Today, son of Alaska, ESPN football analyst, and chili plug Mark Schlereth piqued our interest when he tweeted this smuggish tweet...

... in response to a smuggish tweet from some guy in a hat:

This, of course, got our attention. So we dug a bit, and saw this exchange with Thenextking83 a few days back ...

... to which Schlereth replied:

This is great. Schlereth is an openly pious man (he semi-regularly tweets scripture from an app directly onto his timeline) and even though evangelism is one of the few most destructive and horrible things in the history of the species, having a belief system and being unafraid to interrogate that belief system through nonviolent debate is good. This is because it illuminates a lot. When Thenextking83 pointed out how ludicrous and laughable that a pair of penguins, say, traveled from Antarctica, say, to the Middle East to board a big-ass boat to wait out a big-ass storm that was so gnarly it flooded the entire dang planet and managed to kill all but two of each species of marine animals (who also loaded up on the big-ass boat?), Schlereth countered that it was equally ludicrous and laughable that a big-ass explosion released basic elements that eventually cohered into planets and comets and a sun and life and shit, fixed in place by gravity. The Big Bang theory applies to the universe, not the solar system, but Schlereth appears a good man, and so we are willing to cut him slack and allow that he makes a decent point.
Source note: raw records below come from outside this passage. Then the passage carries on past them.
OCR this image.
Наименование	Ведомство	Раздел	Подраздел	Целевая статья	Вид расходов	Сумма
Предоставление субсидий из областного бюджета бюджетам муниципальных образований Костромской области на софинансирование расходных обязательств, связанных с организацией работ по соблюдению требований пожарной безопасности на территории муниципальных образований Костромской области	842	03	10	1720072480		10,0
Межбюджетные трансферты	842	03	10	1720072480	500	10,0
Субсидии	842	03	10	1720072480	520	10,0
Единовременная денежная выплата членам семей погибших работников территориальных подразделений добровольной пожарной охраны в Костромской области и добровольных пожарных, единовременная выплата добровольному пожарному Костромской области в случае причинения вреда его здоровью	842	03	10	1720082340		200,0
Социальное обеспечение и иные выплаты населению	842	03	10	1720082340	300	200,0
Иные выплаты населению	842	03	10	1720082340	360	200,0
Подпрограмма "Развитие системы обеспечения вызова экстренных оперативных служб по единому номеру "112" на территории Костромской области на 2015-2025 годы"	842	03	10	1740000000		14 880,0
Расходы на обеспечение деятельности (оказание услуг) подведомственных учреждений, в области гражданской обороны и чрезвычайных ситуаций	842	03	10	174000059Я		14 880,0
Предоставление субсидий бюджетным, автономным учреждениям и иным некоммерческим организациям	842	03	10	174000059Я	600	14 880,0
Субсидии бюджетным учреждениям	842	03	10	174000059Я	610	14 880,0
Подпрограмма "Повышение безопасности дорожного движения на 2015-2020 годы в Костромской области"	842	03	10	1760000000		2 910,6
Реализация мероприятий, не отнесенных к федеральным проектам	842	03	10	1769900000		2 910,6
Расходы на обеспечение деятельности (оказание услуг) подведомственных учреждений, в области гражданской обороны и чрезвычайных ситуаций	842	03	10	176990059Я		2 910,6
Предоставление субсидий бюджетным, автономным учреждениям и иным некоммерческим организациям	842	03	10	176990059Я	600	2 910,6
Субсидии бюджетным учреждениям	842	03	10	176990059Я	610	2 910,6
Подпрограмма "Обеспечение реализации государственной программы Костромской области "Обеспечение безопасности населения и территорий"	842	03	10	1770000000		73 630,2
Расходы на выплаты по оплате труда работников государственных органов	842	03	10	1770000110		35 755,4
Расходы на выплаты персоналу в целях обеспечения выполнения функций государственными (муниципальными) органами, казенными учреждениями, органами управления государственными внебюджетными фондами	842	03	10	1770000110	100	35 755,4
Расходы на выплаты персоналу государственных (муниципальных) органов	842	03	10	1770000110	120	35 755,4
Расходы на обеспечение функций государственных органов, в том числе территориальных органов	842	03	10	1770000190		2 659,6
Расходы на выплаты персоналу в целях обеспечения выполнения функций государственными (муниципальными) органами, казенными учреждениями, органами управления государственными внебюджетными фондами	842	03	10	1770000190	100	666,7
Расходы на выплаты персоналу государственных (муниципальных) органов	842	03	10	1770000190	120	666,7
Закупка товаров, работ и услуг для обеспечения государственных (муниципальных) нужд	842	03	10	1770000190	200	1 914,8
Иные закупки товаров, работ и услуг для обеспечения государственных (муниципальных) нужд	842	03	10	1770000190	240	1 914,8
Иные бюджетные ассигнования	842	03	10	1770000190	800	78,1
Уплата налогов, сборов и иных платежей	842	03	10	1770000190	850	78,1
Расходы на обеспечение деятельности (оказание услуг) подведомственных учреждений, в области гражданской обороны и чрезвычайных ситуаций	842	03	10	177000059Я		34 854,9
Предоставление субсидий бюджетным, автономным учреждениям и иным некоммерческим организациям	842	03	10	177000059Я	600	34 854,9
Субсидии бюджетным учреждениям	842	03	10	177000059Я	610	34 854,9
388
A diplomatic or enterprising mind would say that while both of these phenomena are virtually unbelievable, God squares the circle, perhaps having created the universe through an explosion 10 trillion times more powerful than a nuclear bomb (or what have you) and then later calling the penguins to the big-ass boat. That’s not precisely what it says in the Bible, though, so we can only assume that Schlereth is saying that the Big Bang theory is wrong, and that the Bible is correct.

The great thing about life is that strictly speaking—and only strictly speaking—no one knows for sure! Perhaps the Big Bang is no more than a vast conspiracy. That’s why these debates are fun, and also why diverse, neverending acts of religious terrorism would be laughable if not for how ultimately meaningless they really are.

I digress. The Big Bang probably happened, though.